Clinical significance

• Hydrocephalus is a pathological condition of abnormal accumulation of CSF caused by increased CSF production, blockage of flow, or decreased absorption. The ventricles distend in order to accommodate elevated CSF volumes, potentially causing damage to the brain by pressing its tissue against the bone skull. Hydrocephalus may be congenital or acquired [4]. • CSF Leak is a condition in which CSF is able escape from the subarachnoid space through a hole in the surrounding Dura. The volume of CSF lost in a leak is very variable, ranging from insignificant to very substantial amounts. • Syringomyelia due to blockage of CSF circulation. • Meningitis is a condition in which the coverings of the brain become inflamed. There are two classifications of meningitis: aseptic and bacterial. Aseptic meningitis can be caused by agents such as fungi, medications, and cancer metastasis, but the majority of aseptic meningitis cases are caused by viruses. Fever, nuchal rigidity, and photophobia are classic presenting symptoms. Diagnosis is made via an analysis of CSF obtained through LP. • Subarachnoid Hemorrhage (SAH) is the leakage of blood into the subarachnoid space where it mixes with the CSF. SAH is most commonly caused by trauma with 80% of nondramatic SAHs being caused by aneurysm rupture.
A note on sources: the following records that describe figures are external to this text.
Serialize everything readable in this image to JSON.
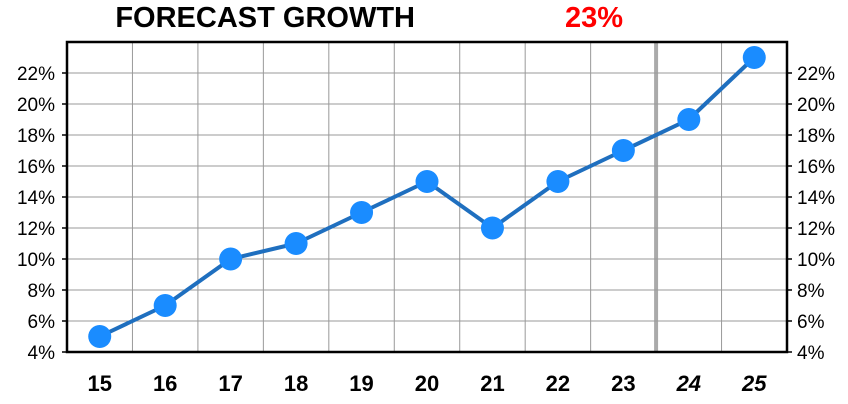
{
  "title": {
    "text": "FORECAST GROWTH",
    "value": "23%",
    "value_color": "#ff0000"
  },
  "colors": {
    "line": "#1f6fbf",
    "marker": "#1a8cff",
    "grid": "#999999",
    "forecast_divider": "#aaaaaa",
    "frame": "#000000"
  },
  "chart_data": {
    "type": "line",
    "categories": [
      "15",
      "16",
      "17",
      "18",
      "19",
      "20",
      "21",
      "22",
      "23",
      "24",
      "25"
    ],
    "forecast_categories": [
      "24",
      "25"
    ],
    "series": [
      {
        "values": [
          5,
          7,
          10,
          11,
          13,
          15,
          12,
          15,
          17,
          19,
          23
        ]
      }
    ],
    "y_ticks": [
      "4%",
      "6%",
      "8%",
      "10%",
      "12%",
      "14%",
      "16%",
      "18%",
      "20%",
      "22%"
    ],
    "ylim": [
      4,
      24
    ],
    "y_axis_both_sides": true,
    "grid": true
  }
}
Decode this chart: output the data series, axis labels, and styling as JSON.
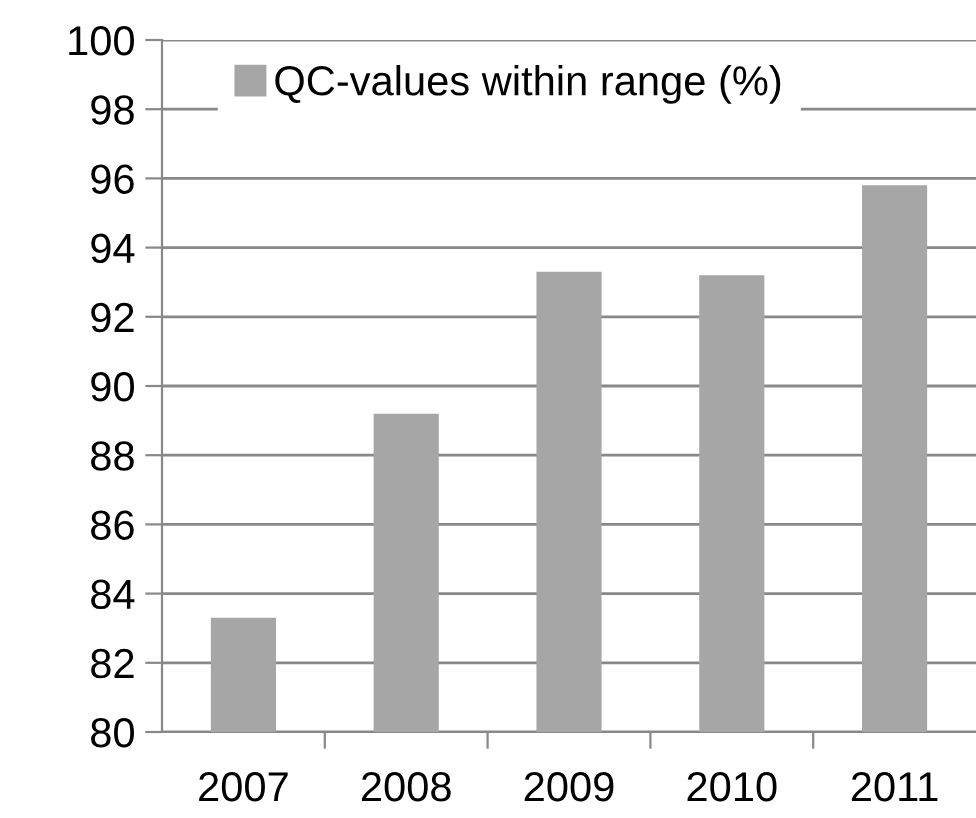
{
  "chart_data": {
    "type": "bar",
    "categories": [
      "2007",
      "2008",
      "2009",
      "2010",
      "2011"
    ],
    "series": [
      {
        "name": "QC-values within range (%)",
        "color": "#a6a6a6",
        "values": [
          83.3,
          89.2,
          93.3,
          93.2,
          95.8
        ]
      }
    ],
    "ylim": [
      80,
      100
    ],
    "yticks": [
      80,
      82,
      84,
      86,
      88,
      90,
      92,
      94,
      96,
      98,
      100
    ],
    "grid": "y",
    "legend": "top left"
  }
}
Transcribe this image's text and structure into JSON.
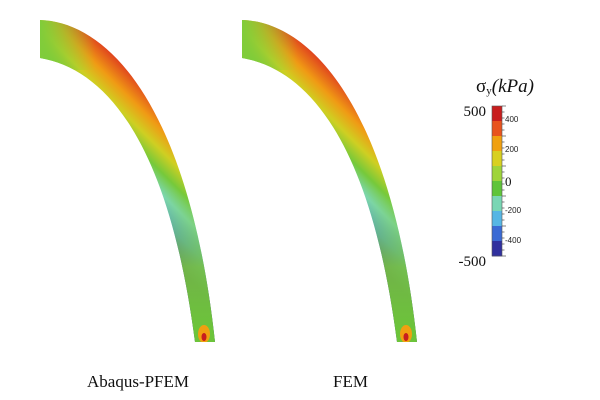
{
  "panels": [
    {
      "label": "Abaqus-PFEM"
    },
    {
      "label": "FEM"
    }
  ],
  "colorbar": {
    "title_symbol": "σ",
    "title_subscript": "y",
    "title_unit": "(kPa)",
    "max_label": "500",
    "min_label": "-500",
    "zero_label": "0",
    "tick_labels": [
      "400",
      "200",
      "-200",
      "-400"
    ],
    "colors": [
      "#c81e1e",
      "#e8531e",
      "#f0a010",
      "#d8d020",
      "#9ed43a",
      "#5fc43a",
      "#79d6b4",
      "#56b6e4",
      "#3a6ad4",
      "#30309e"
    ]
  }
}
Other nondramatic causes of SAH include arteriovenous malformations and vacuities. • Lumber Puncture and CSF Analysis - Lumbar puncture is a sterile procedure, done to obtain CSF samples for diagnostic purposes. It involves passing a needle into the subarachnoid space at the levels between L2 and L5 vertebrae. However, most commonly lumbar puncture is performed between L4 and L5. Biochemical, microbiologic and cytological studies are then carried out on the sample [5] .


The presence of infection or a tumour is also indicated by elevated fluid pressure. The constant secretion of CSF contributes to complete CSF renewal four to five times per 24-hour period in the average young adult. The reduction of CSF turnover may contribute to the accumulation of metabolites seen in aging and neurodegenerative diseases. The composition of CSF is strictly regulated, and any variation can be useful for diagnostic purposes.